GerätMethodeApp nötigAus einem Foto
iPhone (ab iOS 11)Kamera-App oder Code-ScannerKeineJa, langer Fingerdruck in Fotos
Samsung GalaxyKamera oder Kachel in den SchnelleinstellungenKeineJa, über Galerie oder Lens
Andere Android-GeräteKamera oder Google LensKeine ab Android 9Ja, mit Lens
PC oder MacOnline-Scanner im Browser oder WebcamKeineJa, Bild per Drag-and-drop

QR-Code lässt sich nicht scannen: die wahren Ursachen

Ein fehlgeschlagener Scan liegt selten am Handy. Das sind die häufigsten Hürden, geordnet nach dem, was im Service tatsächlich auftritt.
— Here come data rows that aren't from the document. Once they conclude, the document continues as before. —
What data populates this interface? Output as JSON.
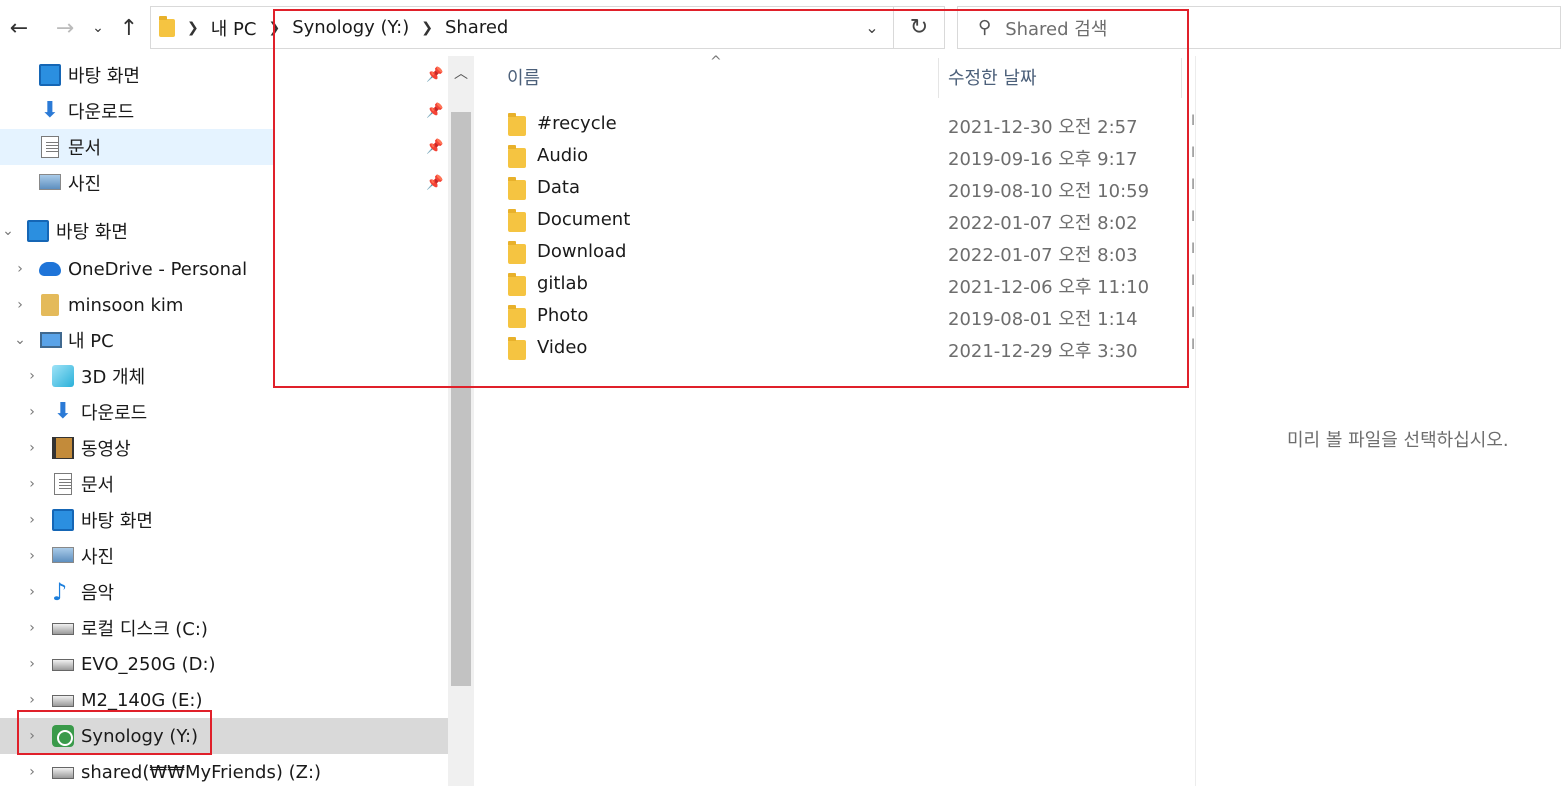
{
  "address_bar": {
    "crumbs": [
      "내 PC",
      "Synology (Y:)",
      "Shared"
    ],
    "search_placeholder": "Shared 검색"
  },
  "nav_pane": {
    "quick_access": [
      {
        "label": "바탕 화면",
        "icon": "desktop-icon"
      },
      {
        "label": "다운로드",
        "icon": "download-icon"
      },
      {
        "label": "문서",
        "icon": "document-icon"
      },
      {
        "label": "사진",
        "icon": "pictures-icon"
      }
    ],
    "tree": [
      {
        "label": "바탕 화면",
        "icon": "desktop-icon",
        "level": 0,
        "expanded": true
      },
      {
        "label": "OneDrive - Personal",
        "icon": "onedrive-icon",
        "level": 1,
        "expanded": false
      },
      {
        "label": "minsoon kim",
        "icon": "user-folder-icon",
        "level": 1,
        "expanded": false
      },
      {
        "label": "내 PC",
        "icon": "pc-icon",
        "level": 1,
        "expanded": true
      },
      {
        "label": "3D 개체",
        "icon": "3d-objects-icon",
        "level": 2
      },
      {
        "label": "다운로드",
        "icon": "download-icon",
        "level": 2
      },
      {
        "label": "동영상",
        "icon": "video-icon",
        "level": 2
      },
      {
        "label": "문서",
        "icon": "document-icon",
        "level": 2
      },
      {
        "label": "바탕 화면",
        "icon": "desktop-icon",
        "level": 2
      },
      {
        "label": "사진",
        "icon": "pictures-icon",
        "level": 2
      },
      {
        "label": "음악",
        "icon": "music-icon",
        "level": 2
      },
      {
        "label": "로컬 디스크 (C:)",
        "icon": "windows-drive-icon",
        "level": 2
      },
      {
        "label": "EVO_250G (D:)",
        "icon": "drive-icon",
        "level": 2
      },
      {
        "label": "M2_140G (E:)",
        "icon": "drive-icon",
        "level": 2
      },
      {
        "label": "Synology (Y:)",
        "icon": "synology-drive-icon",
        "level": 2,
        "selected": true
      },
      {
        "label": "shared(₩₩MyFriends) (Z:)",
        "icon": "network-drive-icon",
        "level": 2
      }
    ]
  },
  "content": {
    "columns": {
      "name": "이름",
      "modified": "수정한 날짜"
    },
    "files": [
      {
        "name": "#recycle",
        "modified": "2021-12-30 오전 2:57"
      },
      {
        "name": "Audio",
        "modified": "2019-09-16 오후 9:17"
      },
      {
        "name": "Data",
        "modified": "2019-08-10 오전 10:59"
      },
      {
        "name": "Document",
        "modified": "2022-01-07 오전 8:02"
      },
      {
        "name": "Download",
        "modified": "2022-01-07 오전 8:03"
      },
      {
        "name": "gitlab",
        "modified": "2021-12-06 오후 11:10"
      },
      {
        "name": "Photo",
        "modified": "2019-08-01 오전 1:14"
      },
      {
        "name": "Video",
        "modified": "2021-12-29 오후 3:30"
      }
    ]
  },
  "preview": {
    "message": "미리 볼 파일을 선택하십시오."
  },
  "colors": {
    "highlight_box": "#e0202a",
    "selection_bg": "#cce8ff",
    "hover_bg": "#d9d9d9"
  }
}
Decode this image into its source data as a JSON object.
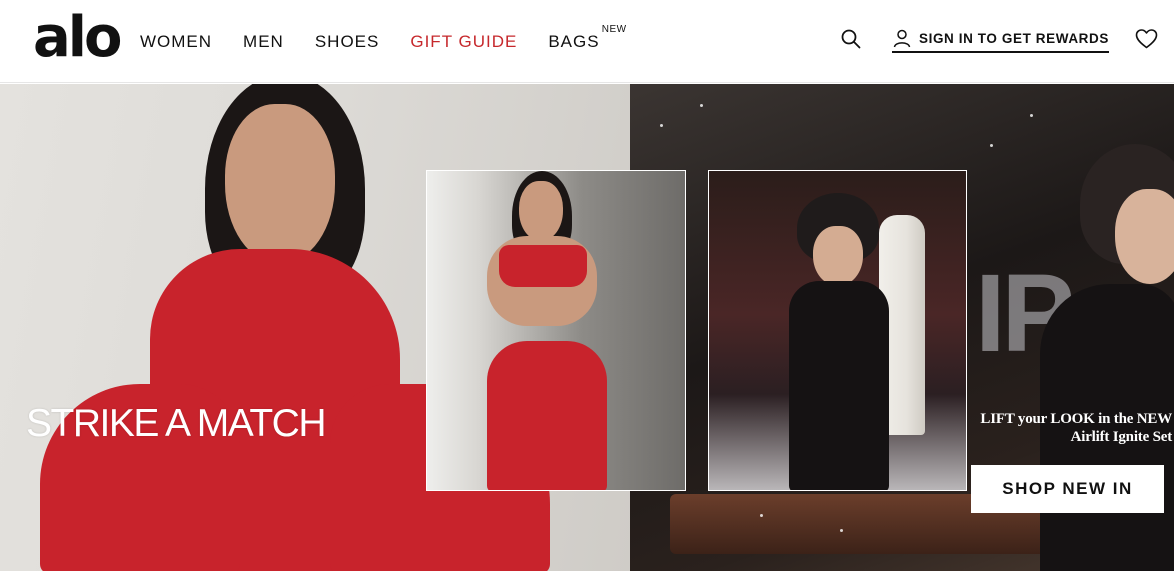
{
  "header": {
    "logo": "alo",
    "nav": [
      {
        "label": "WOMEN"
      },
      {
        "label": "MEN"
      },
      {
        "label": "SHOES"
      },
      {
        "label": "GIFT GUIDE"
      },
      {
        "label": "BAGS",
        "badge": "NEW"
      }
    ],
    "signin_label": "SIGN IN TO GET REWARDS",
    "icons": {
      "search": "search-icon",
      "account": "user-icon",
      "wishlist": "heart-icon"
    },
    "accent_color": "#c6282c"
  },
  "hero": {
    "headline": "STRIKE A MATCH",
    "subheadline_line1": "LIFT your LOOK in the NEW",
    "subheadline_line2": "Airlift Ignite Set",
    "cta_label": "SHOP NEW IN"
  }
}
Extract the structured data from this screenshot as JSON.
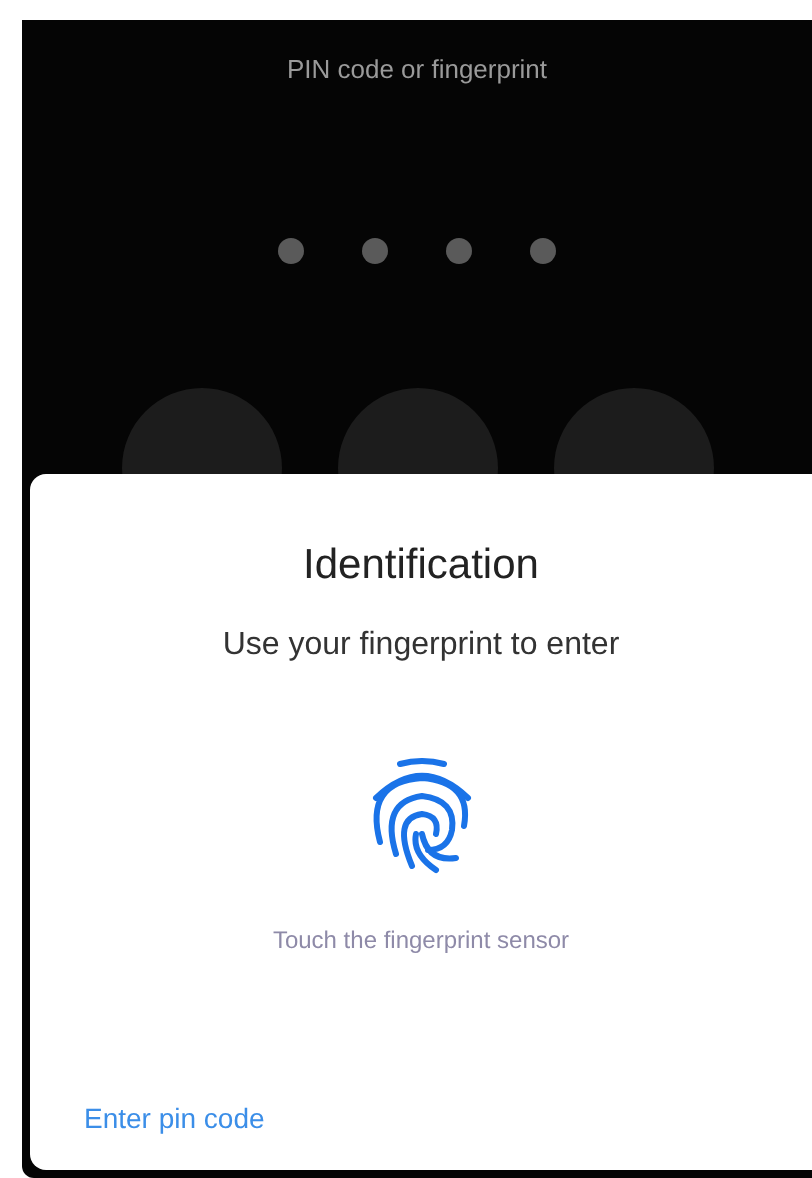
{
  "lock_screen": {
    "title": "PIN code or fingerprint",
    "pin_dots": [
      {
        "filled": true
      },
      {
        "filled": true
      },
      {
        "filled": true
      },
      {
        "filled": true
      }
    ],
    "keys": [
      {
        "kind": "digit"
      },
      {
        "kind": "digit"
      },
      {
        "kind": "digit"
      }
    ]
  },
  "dialog": {
    "title": "Identification",
    "subtitle": "Use your fingerprint to enter",
    "hint": "Touch the fingerprint sensor",
    "link": "Enter pin code"
  }
}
  • Der Code ist zu klein. Rechnen Sie mit mindestens 2,5 cm Kantenlänge, damit er aus 30 cm erfasst wird. Darunter findet die Kamera keinen Halt mehr.
  • Der Untergrund spiegelt. Glänzendes Acrylglas unter einem Strahler erzeugt Reflexe, die Teile des Musters auslöschen. Matte Oberflächen lösen das.
  • Der Kontrast reicht nicht. Ein hellgrauer Code auf beigem Grund wird schlecht erkannt. Bleiben Sie bei Dunkel auf Hell, niemals umgekehrt.
  • Das Objektiv ist verschmutzt. In jedem dritten Fall genügt ein Tuch.
  • Der weiße Rand wurde weggeschnitten. Rund um das Quadrat braucht es eine Ruhezone von vier Modulen Breite.

Bleibt der Sonderfall amtlicher Dokumente. Bei digitalen Ausweisen oder behördlichen Nachweisen steckt im Code ein signiertes Format, das die Kamera zwar liest, aber nicht auswerten kann. Hier führt kein Weg an der jeweiligen amtlichen App vorbei, die als Einzige die Signatur prüfen kann.

Was das für Ihr Restaurant bedeutet

Der entscheidende Punkt für Gastronomen: kein einziger Gast muss irgendetwas installieren. Das ist der Einwand Nummer eins im Service – und seit 2019 bei der überwiegenden Mehrheit der Geräte gegenstandslos. Wer zögert, braucht einen Satz, keine Anleitung: Kamera draufhalten, die Karte erscheint.

Der eigentliche Hebel liegt woanders. Die Seite, die sich öffnet, muss leicht sein, in einem durchschnittlichen Mobilfunknetz in unter zwei Sekunden laden und ohne Zoomen lesbar bleiben. Eine Karte als PDF zwingt zum zehnfachen Aufziehen des Bildschirms – genau dort steigt der Gast aus, nicht beim Scannen. Eine für das Handy gebaute QR-Code-Speisekarte verhindert diesen Abbruch.

Zwei praktische Stellschrauben lohnen sich. Erstens: Drucken Sie den Code mit mindestens 3 cm Kantenlänge auf einen matten Tischaufsteller statt auf die Tischdecke. Zweitens: Prüfen Sie, ob die Seite auch ohne erzwungenes WLAN erreichbar bleibt – ein Passwort vor dem Scannen ist ein Schritt zu viel. Über die Funktionen zur Auswertung sehen Sie anschließend, wie viele Scans tatsächlich zu einem Aufruf der Karte führen.

Datensicherheit: ist Misstrauen angebracht?

Ein QR-Code enthält kein Programm. Er kann also weder Software installieren noch von sich aus Daten sammeln. Das Risiko steckt im Link: Ein betrügerischer Aufkleber, über den Ihren geklebt, leitet auf eine gefälschte Bezahlseite um. Die Masche hat einen Namen – Quishing – und trifft vor allem Parkautomaten und Ladesäulen.

Zwei Gewohnheiten genügen. Lesen Sie die angezeigte URL, bevor Sie tippen, und prüfen Sie, ob der Domainname zum Betrieb passt. Im Service gilt: Einmal pro Woche mit der Hand über die Aufsteller fahren – ein aufgeklebter Sticker ist mit dem Finger zu spüren. Codes, die direkt auf den Aufsteller gedruckt sind und ohne aufgeklebtes Etikett auskommen, senken dieses Risiko deutlich.